Les Droits de l’Homme de nos sociétés, posant que tous les êtres humains sont libres et égaux en droit, ne nous permettent pas cela. Personne ne peut être rejeté de la communauté humaine, y compris le terroriste qui piétine ses principes.
Alors nos conceptions de l’Homme et de ses droits sont-elles inadaptées, impuissantes à nous défendre ? Comment éviter cet engrenage pervers où veulent nous entraîner les penseurs du califat? Avons-nous un autre choix que celui de relativiser notre conception des droits de l’Homme, et nous radicaliser à notre tour pour survivre?
Cet autre choix existe.
A l’image du modèle de la relativité d’Einstein venu compléter, sans la renier, la loi universelle (déjà!) de la gravité de Newton, pour appréhender plus de phénomènes de l’Univers, il faut compléter la Déclaration Universelle des Droits de l’Homme pour répondre au défi que pose l’existence de Daech.
La Déclaration des Droits de l’Homme traite de ce que tout être humain est en droit d’attendre des relations avec ses semblables. C’est utile, mais statique et limité; notre destin d’espèce ne peut être une répétition sans fin des mêmes comportements ou exercices de droits, si justifiés soient-ils.
Le destin de l’Homme passe par la progression de l’espèce humaine, en concurrence/coopération avec toutes les autres formes de vie ; si nous ne progressons pas, ou pas assez vite, tôt ou tard nous disparaîtrons. L’Homme a un autre droit, celui que son espèce ait un destin, et l’accomplisse.
Le contre modèle de Daech s’oppose frontalement à cette dynamique de vie, en interdisant à ses adeptes toute forme de liberté, d’évolution et de création, en figeant à des principes datés toute la réflexion humaine, en posant en normes des comportements sclérosants pour l’esprit .
Il met ainsi en péril l’avenir de notre espèce, et doit être stoppé pour cela.
Élaborer et faire adopter une Déclaration Universelle des Droits de l’Espèce Humaine pourra nous donner le cadre de référence nécessaire, cette fois vraiment universel.
Daniel Rigaud
Cher Daniel,
Votre lecture des faits et des débats autour de la Déclaration des droits de l’homme m’interpelle.
Je la trouve particulièrement juste, et partage avec optimisme qu’une troisième voie existe, autre qu’une radicalisation ou un déni.
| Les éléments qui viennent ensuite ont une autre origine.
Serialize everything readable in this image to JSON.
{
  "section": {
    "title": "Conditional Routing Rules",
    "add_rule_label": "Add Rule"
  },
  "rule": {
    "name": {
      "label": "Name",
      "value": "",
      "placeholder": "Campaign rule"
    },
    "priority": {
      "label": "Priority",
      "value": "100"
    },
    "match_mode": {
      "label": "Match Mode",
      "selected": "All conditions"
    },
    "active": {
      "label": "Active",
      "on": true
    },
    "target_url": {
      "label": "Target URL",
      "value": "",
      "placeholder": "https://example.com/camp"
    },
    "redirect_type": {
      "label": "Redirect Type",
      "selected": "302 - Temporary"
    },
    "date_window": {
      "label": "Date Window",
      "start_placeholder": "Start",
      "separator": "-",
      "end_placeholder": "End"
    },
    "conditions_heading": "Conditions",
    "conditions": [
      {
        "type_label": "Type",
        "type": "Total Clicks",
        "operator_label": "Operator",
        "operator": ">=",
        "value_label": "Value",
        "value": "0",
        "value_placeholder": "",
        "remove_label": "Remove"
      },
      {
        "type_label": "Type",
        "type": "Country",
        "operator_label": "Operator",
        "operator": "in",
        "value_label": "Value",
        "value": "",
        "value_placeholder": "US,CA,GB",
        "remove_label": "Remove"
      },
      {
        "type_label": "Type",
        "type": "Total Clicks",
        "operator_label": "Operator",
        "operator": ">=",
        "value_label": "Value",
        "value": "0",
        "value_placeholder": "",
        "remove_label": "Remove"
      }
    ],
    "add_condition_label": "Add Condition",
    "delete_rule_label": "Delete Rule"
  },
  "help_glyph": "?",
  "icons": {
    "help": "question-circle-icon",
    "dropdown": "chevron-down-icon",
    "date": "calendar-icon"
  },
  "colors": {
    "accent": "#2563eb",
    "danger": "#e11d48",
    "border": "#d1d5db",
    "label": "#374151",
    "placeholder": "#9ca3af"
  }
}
Notre société est plus complexe et plus hybride que cela… justement parce que l’humain a progressé.
J’ajouterais dans ce cas un point à regarder de près dans la Déclaration Universelle : le sens. N’est-ce pas une absence de sens, une absence de vision, de grand projet partagé qui nous amènent progressivement à la radicalisation (en rejoignant une « cause » ou en devenant « intolérant ») ? N’est-ce pas cette ambition humaine que nous devons rechercher et que nous devons porter comme étendard… ne serait-ce que pour sortir d’une morosité ambiante, qui peu à peu inhibe toute forme d’expression de liberté ?
Chère Vanessa,
merci de votre retour et de votre appréciation si positive!
J’aime à croire comme vous que l’humanité progresse, qu’elle est peut-être plus mûre pour cette recherche de sens, qui manque tellement dans cette Déclaration des Droits de l’Homme.
Pour être plus précis, je pense que ce besoin de sens est permanent, ancré dans notre nature humaine. Ce qui change, c’est une lassitude croissante envers nos sociétés qui cherchent depuis trop longtemps à affaiblir ce besoin en nous, et envers les Eglises dont certaines se désacralisent en prônant la radicalité et l’exclusion.
J’appelle aussi de toutes mes forces à l’émergence de ce grand projet partagé, libérateur d’énergie, et j’ai la conviction que Conjecture 4.0 y contribuera!